By DON STINE
Mark Lipman, the eclectic, often irreverent, but always humorous leader of the Asbury Park-based band Lip Man and The Lips, died Christmas morning at age 65.
“It’s like I lost more than half of myself,” Mark’s wife, Joan, said this week. The couple were married for more than three decades.
Formed in Asbury Park in the late 1980’s, Lip Man and the Lips offered a fun comedy-rock repertoire, including unusual arrangements for cover songs along with original songs featuring names like “You Smell Like Lox and I Love You” and the ever popular “Guacamole Dip.”
The band’s original songs were usually about food, drink, humorous Mexican-themed situations, old hippies, mid-life crises, pets, aging, and other fun and odd situations in life.
“Mark was a sweet, warm and fun guy. He was a tender human being,” musician and concert promoter Tony Pallagrosi said.
“He and Joan seemed to have a wonderful life together for many years and their band was always cool and interesting. It was always humorous and it exemplified who they were as people,” he said.
Band members over the years included Bobby Alfano, Gary Cavico, Joe “Bop” Tomek, Gerry Gironda, Mike Levin, Dave Mains, Ruth Smith, Susan Greenberg and many others.
Joan (aka “Lolita Lip”) is a singer/percussionist who co-wrote many of the band’s songs and helped choreograph the shows.
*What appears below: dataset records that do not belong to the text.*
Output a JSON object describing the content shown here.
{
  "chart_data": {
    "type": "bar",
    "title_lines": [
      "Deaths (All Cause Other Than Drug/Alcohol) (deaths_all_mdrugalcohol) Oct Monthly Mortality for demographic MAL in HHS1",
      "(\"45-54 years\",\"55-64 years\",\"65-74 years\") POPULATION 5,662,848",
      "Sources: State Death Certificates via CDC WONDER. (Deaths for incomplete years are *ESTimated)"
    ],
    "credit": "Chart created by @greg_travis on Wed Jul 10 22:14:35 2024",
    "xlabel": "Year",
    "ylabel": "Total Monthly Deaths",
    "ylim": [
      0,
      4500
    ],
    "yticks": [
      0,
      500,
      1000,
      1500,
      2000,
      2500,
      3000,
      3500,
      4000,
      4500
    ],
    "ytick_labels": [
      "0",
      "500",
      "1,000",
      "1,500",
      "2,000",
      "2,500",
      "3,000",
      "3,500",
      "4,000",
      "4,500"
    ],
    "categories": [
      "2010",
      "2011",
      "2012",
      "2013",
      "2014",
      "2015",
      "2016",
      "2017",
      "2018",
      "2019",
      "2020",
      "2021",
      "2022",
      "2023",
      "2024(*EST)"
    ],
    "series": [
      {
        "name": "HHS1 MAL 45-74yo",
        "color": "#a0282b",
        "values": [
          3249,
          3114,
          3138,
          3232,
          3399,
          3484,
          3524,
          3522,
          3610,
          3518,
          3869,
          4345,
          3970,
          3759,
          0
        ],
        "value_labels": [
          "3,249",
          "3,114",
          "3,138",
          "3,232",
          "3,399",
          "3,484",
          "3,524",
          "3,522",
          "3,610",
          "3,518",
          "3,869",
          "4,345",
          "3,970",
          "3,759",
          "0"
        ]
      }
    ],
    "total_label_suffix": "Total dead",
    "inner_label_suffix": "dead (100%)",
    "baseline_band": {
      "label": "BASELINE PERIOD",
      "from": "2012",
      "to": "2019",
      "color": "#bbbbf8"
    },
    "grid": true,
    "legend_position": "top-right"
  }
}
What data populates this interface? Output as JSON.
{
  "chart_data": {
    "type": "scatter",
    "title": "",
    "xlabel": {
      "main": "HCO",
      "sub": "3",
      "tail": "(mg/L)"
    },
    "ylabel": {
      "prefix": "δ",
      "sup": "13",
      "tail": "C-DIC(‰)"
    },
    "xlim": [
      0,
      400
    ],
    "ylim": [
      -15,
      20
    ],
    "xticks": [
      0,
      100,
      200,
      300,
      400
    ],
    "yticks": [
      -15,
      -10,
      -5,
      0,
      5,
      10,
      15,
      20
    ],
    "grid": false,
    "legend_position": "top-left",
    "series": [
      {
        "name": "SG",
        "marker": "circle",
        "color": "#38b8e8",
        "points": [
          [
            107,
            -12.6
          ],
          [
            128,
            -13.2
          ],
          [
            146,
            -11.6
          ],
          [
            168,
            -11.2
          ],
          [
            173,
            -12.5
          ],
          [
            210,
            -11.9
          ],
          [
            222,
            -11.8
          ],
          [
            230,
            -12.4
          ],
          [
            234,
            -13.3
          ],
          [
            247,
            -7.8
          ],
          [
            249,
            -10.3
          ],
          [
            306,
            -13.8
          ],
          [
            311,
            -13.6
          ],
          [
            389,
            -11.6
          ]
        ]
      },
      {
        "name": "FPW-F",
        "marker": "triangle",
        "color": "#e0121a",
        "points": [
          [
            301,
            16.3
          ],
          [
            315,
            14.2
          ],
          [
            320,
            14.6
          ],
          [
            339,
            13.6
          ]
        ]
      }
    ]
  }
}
The band’s motto was “We’ll make you glad you have ears.”
The Lipmans lived in Asbury Park during the early 1980s but relocated to Florida after Mark took a job there. Both Mark and Joan, a former Asbury Park deputy clerk, always considered Asbury Park their real home. Two years ago the couple returned to Asbury Park after 20 years when Mark retired.
Calling Asbury Park, their “our heart and soul,” Joan said she wishes Mark could have enjoyed it longer.
“We hated Florida and always wanted to come back. These last two years were the best of our lives and I wish Mark could have been here longer,” she said.
The couple are originally from other towns in New Jersey and first met outside the Howard Johnson’s on the boardwalk in Asbury Park.
Joan was the city’s deputy clerk for 14 years until she and Mark moved to Florida in 1994, with Kiki Tomek taking her place in the city post.
Kiki’s husband, drummer Joe “Bop” Tomek, also played in Lip Man and the Lips.
“Joe and Mark were two of a kind between their humor and their music; it was just amazing,” she said.
Tomek noted that Mark was always a positive influence on everybody’s life.
“I never saw Mark without a smile and I never heard him say a bad word about anybody- he was a wonderful person and their concerts were always fun,” she said.
And Kiki said the best she can do to describe Lip Man and the Lips is “that they were different.”
“You couldn’t help but smile when they started playing and I miss them terribly already,” she said.
Lip Man and the Lips first gig was on the Asbury Park boardwalk at Midge Guerrera’s Caffe e Dolce in the 1ate 980s.
“They played here first and, after they played, they became a mainstay at my bistro and were even featured in a NJ Network segment about my café,” she said.
And Guerrera said the band “always brought sunshine to the boardwalk.”
“Coupled with their music and antics, they always brought applause, guffaws and raucous laughter to my place. I think Mark will be missed but his music and his joy will live on forever in the memories of anyone who heard him play,” she said.
Joan said that it would have been difficult to put Lip Man and The Lips back together again after so many years.
“But there is no chance now that Mark is gone,” she said.
She said that many musicians and friends showed up on Dec. 27 at the American Legion on Gully Road in Neptune to celebrate Mark’s life.
“The place was overflowing and there must have been 300 people there,” she said.
Lip Man and the Lips was featured on the Doctor Demento Show and on VH1. The band performed an original song on VH1 in a salute to Springsteen in the early 1990s.
The band, featuring Joe “Bop” Tomek,” was the opening act for the October, 1992 reopening of the Stone Pony and also played for many charitable organizations and events.